HAVING A BABY IS SO MUCH FUN IN SO MANY WAYS, AMIRIGHT?


Beyond that, it's just a lot of sleep deprivation, pain, drugs, drinking copious amounts of water, peeing, trying to feed your baby who won't wake up to eat (except during the time you're trying to sleep), visitors, hospital food, pain, more drugs, mesh panties, belly rubs from an overly aggressive nurse, learning to swaddle, more pain, blood, awkward showers where you see how weird your belly (complete with a stapled on grill) now looks, trace amounts of sleep, learning to change a diaper, more pain, more interrupting nurses, a first walk around the postpartum wing, followed by pain, exhaustion, more mesh panties, and, of course, intense, inexplicable love for this tiny human you created and just gave birth to.

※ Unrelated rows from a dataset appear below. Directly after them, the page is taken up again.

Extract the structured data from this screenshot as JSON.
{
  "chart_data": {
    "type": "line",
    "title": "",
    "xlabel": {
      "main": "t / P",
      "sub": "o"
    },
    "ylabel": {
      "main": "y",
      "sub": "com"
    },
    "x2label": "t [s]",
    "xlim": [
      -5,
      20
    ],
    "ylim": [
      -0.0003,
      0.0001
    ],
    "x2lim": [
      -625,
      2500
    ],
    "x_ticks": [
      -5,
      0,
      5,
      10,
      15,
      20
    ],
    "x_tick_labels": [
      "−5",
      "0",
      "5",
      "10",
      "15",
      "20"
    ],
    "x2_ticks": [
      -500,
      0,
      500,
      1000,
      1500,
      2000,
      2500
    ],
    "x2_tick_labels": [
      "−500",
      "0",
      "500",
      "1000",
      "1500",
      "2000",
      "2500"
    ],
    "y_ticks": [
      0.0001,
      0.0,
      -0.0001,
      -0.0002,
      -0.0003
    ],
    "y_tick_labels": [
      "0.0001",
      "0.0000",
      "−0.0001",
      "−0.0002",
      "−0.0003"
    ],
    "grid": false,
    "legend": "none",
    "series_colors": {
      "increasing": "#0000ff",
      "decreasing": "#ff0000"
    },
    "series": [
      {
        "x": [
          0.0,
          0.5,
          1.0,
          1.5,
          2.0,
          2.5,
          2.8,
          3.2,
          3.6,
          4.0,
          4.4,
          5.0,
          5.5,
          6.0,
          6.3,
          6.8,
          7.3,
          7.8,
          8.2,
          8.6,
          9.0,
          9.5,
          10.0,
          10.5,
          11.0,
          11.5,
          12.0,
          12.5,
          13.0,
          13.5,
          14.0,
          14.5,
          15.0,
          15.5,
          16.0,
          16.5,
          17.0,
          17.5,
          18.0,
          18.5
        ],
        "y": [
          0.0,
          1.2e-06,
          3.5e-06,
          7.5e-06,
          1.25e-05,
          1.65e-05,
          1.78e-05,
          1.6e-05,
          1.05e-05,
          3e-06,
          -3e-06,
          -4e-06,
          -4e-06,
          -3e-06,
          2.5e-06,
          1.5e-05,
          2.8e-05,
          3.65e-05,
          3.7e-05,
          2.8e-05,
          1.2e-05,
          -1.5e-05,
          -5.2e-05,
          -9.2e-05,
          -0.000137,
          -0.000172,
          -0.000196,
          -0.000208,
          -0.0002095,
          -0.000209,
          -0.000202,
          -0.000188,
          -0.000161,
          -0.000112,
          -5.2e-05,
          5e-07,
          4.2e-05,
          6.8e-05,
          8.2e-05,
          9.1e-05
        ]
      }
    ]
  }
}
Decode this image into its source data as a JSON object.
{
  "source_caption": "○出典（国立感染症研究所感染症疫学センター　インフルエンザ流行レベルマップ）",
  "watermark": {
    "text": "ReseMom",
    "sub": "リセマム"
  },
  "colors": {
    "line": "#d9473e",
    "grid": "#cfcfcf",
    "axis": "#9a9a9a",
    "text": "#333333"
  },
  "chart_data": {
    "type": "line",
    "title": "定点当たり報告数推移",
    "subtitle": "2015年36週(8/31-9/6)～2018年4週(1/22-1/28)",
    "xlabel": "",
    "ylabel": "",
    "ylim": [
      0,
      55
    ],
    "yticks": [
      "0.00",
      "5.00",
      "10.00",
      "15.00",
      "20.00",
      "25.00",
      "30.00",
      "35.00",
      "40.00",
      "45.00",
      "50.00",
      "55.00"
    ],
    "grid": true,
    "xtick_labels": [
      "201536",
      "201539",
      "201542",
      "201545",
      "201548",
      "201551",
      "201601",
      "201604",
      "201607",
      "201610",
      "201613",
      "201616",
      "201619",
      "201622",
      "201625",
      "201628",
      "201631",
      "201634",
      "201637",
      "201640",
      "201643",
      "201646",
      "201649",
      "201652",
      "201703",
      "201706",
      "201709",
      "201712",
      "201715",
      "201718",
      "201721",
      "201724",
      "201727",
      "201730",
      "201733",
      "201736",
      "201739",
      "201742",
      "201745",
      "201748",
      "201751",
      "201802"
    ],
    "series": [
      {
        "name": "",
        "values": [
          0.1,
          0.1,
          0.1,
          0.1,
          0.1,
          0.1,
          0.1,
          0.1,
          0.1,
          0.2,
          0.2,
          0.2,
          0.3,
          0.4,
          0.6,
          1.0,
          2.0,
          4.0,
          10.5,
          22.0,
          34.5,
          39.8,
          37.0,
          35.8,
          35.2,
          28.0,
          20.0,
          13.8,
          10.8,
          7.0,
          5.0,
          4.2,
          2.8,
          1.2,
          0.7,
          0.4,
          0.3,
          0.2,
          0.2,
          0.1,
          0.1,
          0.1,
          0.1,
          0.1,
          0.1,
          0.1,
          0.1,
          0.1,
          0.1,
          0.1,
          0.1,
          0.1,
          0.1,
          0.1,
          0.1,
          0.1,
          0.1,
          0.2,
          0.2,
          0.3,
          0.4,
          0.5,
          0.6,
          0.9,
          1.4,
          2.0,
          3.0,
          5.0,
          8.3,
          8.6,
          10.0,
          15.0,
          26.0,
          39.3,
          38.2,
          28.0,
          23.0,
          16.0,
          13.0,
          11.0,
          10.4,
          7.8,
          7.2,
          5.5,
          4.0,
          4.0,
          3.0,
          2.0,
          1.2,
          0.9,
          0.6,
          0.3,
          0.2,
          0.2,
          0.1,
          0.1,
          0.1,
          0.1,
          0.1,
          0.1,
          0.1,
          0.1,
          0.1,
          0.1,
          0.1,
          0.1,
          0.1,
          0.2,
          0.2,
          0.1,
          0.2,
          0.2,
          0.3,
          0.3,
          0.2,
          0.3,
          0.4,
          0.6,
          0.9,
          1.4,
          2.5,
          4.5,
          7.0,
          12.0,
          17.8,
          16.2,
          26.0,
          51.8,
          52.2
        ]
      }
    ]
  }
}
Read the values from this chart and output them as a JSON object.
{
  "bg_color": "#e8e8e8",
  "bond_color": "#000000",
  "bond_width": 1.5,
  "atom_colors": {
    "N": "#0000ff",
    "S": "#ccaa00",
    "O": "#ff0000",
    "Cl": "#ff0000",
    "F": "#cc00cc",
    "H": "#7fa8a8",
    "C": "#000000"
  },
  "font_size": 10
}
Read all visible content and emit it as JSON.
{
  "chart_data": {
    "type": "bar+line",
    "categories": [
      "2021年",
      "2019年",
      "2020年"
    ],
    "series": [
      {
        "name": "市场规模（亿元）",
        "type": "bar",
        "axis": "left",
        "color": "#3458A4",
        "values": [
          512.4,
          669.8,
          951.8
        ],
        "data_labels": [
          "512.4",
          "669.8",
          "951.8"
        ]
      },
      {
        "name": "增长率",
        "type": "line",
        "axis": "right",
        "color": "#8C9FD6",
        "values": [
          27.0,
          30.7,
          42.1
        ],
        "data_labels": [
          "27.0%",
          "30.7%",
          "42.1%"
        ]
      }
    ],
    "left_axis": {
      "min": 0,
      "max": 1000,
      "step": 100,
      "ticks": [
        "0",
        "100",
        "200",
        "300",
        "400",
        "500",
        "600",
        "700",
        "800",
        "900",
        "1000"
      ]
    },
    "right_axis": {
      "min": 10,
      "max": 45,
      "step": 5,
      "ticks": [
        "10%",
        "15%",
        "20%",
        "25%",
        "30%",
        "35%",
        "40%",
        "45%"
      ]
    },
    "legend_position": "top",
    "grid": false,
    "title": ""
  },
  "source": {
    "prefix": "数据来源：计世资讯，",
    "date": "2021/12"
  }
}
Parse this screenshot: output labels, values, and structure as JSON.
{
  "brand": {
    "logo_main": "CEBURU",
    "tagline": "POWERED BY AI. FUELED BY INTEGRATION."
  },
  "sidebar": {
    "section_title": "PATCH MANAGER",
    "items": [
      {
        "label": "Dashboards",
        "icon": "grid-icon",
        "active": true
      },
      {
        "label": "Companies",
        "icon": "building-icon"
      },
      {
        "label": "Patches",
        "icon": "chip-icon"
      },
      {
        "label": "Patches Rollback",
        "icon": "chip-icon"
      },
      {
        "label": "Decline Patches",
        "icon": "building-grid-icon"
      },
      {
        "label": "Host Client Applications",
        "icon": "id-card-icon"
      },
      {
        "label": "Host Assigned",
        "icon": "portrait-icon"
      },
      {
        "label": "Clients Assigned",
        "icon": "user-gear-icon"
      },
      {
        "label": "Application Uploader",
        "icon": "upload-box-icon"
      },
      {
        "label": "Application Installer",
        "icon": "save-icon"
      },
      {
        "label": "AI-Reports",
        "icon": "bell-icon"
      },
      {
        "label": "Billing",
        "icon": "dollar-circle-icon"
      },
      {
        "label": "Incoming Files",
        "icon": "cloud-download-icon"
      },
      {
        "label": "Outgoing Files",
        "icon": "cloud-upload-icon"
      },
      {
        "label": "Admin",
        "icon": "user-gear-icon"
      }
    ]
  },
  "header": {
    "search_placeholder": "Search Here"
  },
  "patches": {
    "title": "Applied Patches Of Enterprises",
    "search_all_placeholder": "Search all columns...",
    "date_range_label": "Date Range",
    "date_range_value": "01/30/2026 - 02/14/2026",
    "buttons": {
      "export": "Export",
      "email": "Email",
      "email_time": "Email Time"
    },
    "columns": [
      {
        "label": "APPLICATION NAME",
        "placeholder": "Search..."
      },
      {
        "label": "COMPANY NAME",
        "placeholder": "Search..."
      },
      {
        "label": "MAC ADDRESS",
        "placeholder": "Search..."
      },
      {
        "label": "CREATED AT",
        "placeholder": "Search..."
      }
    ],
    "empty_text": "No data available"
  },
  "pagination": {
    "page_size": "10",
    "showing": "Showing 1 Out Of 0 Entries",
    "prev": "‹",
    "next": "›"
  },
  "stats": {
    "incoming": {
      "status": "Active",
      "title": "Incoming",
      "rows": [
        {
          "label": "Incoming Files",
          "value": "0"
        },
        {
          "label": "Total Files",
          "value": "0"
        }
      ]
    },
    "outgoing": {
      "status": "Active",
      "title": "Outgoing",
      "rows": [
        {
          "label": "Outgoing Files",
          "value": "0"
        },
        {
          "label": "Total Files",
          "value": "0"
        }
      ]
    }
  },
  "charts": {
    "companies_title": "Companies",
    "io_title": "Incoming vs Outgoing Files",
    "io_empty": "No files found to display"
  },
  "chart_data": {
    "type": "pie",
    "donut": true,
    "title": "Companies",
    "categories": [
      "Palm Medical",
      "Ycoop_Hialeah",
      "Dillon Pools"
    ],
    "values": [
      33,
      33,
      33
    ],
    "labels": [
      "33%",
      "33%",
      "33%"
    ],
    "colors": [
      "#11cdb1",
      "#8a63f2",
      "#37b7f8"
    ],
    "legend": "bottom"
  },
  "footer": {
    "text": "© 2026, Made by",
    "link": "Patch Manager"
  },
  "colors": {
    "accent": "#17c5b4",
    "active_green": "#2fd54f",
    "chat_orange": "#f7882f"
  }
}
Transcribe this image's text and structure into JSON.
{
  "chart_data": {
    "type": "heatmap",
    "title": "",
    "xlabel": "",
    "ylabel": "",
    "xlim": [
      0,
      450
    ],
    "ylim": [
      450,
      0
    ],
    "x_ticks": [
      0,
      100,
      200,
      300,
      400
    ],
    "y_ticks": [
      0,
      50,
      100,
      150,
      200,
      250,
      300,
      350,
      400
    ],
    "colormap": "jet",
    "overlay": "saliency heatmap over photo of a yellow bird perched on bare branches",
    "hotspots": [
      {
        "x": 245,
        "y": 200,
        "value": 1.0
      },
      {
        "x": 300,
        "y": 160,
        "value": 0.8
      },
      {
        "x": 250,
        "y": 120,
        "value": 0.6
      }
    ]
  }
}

Because no matter how cheated you may or may not feel out of vaginal birth mama, YOU DID JUST GIVE BIRTH. And as a woman who has done it both ways, it was just as miraculous, just as difficult, just as beautiful, as any other birth story out there.


If you can survive the hospital stay, you can survive anything, (and by anything I mean facing down that first postpartum dump heading your way. It's going to be a doozy #twosiedoozy #theconstipationisreal #youdeserveapushpresentjustforthat)


Godspeed woman. You got this. (💩)


Congrats on the baby too, that was cool.